Trump himself talked of 'both sides'. Implying there were two sides. One of those sides was overwhelmingly Nazis and white-supremacists. It was a far-right rally. I remember from accounts at the time, before the lethal violence, that there were some there who claimed not to be actual Nazis and white-supremacists - mostly gun-nuts and militia types, about whom you can quibble as to whether they are explicitly racist or not (I think in practice those guys tend to be so, but, OK, maybe not Nazi levels, and not as a point of fundamental ideology).
But if, as Trump himself stated, there were 'two sides', then everyone on one side there was on the same side as large numbers of actual Nazis. Perhaps it's just me, but to be on the same side as Nazis strikes me as being incompatible with being a 'fine person'. And I don't think Trump really thought it through very much anyway, in terms of identifying exactly who was present, he was just reflecting his instinctive sympathy with the racist right.
Conversely, the 'other side' would have included a wide gamut of people, including I'm sure some over-excitable Antifa types, some of whom actively like punch-ups.
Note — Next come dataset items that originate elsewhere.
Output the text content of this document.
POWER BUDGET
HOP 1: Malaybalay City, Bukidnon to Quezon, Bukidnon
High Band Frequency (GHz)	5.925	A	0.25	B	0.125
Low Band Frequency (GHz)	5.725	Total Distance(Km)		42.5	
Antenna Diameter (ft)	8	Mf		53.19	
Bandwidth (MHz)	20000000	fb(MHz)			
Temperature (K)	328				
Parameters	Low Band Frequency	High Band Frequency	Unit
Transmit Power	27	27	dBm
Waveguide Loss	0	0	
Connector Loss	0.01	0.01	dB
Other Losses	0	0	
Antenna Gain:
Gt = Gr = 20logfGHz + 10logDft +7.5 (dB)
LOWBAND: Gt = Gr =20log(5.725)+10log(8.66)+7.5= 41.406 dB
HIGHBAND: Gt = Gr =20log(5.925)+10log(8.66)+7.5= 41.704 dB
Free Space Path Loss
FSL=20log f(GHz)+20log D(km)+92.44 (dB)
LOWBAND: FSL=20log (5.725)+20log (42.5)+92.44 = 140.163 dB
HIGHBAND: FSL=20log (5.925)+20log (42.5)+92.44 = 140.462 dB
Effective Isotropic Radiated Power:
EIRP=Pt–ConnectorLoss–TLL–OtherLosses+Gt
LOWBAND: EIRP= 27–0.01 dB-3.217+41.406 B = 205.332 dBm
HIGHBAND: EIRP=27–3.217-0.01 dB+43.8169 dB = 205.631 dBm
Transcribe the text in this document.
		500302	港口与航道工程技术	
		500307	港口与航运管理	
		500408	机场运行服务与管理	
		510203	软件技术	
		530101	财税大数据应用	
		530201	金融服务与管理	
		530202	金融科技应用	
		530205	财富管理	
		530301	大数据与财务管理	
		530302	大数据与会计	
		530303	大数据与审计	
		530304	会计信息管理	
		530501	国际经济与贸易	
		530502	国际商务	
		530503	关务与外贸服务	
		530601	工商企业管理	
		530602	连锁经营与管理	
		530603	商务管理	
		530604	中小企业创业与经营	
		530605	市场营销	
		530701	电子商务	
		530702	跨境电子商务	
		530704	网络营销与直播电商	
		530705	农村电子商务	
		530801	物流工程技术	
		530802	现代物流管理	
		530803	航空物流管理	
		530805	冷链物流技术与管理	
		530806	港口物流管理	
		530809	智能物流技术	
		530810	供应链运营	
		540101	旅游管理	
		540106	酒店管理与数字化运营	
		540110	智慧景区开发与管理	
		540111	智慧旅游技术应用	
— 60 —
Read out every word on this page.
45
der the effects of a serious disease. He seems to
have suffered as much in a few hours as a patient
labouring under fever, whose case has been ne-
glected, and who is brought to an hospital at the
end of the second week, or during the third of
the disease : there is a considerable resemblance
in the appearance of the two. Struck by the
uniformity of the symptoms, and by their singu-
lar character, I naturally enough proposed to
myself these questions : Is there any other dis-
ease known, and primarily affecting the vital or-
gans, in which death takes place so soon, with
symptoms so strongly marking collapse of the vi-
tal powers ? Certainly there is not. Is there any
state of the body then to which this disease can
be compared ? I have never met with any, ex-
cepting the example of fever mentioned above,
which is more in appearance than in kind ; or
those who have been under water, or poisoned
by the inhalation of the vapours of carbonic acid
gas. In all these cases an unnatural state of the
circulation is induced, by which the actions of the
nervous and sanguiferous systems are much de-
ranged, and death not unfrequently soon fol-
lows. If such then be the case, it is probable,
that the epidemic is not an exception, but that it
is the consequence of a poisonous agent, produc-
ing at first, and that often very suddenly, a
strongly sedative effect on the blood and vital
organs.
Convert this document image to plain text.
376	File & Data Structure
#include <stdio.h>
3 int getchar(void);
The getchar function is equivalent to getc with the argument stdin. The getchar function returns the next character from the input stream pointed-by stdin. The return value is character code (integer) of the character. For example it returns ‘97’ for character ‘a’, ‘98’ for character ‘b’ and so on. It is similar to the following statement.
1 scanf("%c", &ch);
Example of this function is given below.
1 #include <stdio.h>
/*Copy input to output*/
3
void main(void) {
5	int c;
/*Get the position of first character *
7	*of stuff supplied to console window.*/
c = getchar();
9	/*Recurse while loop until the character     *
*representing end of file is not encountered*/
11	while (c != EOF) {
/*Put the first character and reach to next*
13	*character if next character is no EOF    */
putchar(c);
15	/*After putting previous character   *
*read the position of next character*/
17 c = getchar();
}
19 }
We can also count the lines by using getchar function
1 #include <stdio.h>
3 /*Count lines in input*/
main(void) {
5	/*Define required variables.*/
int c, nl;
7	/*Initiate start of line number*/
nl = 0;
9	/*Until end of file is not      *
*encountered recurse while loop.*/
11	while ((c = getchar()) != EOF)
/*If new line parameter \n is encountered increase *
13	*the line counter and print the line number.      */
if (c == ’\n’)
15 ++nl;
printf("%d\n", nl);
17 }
But it clearly isn't a symmetrical situation, the proportion of 'extremists' on 'each side' was very different, plus I do not and never will, see hard-left/anarchist/antifa people, even the ones who enjoy street-fights with Nazis a bit too much, as equivalent to the far-right. Such groups have no historical track record of either murdering innocent people just for their race or other characteristics, or of taking over the state (anarchists couldn't manage to take over a boy scout picnic, as any communist will tell you).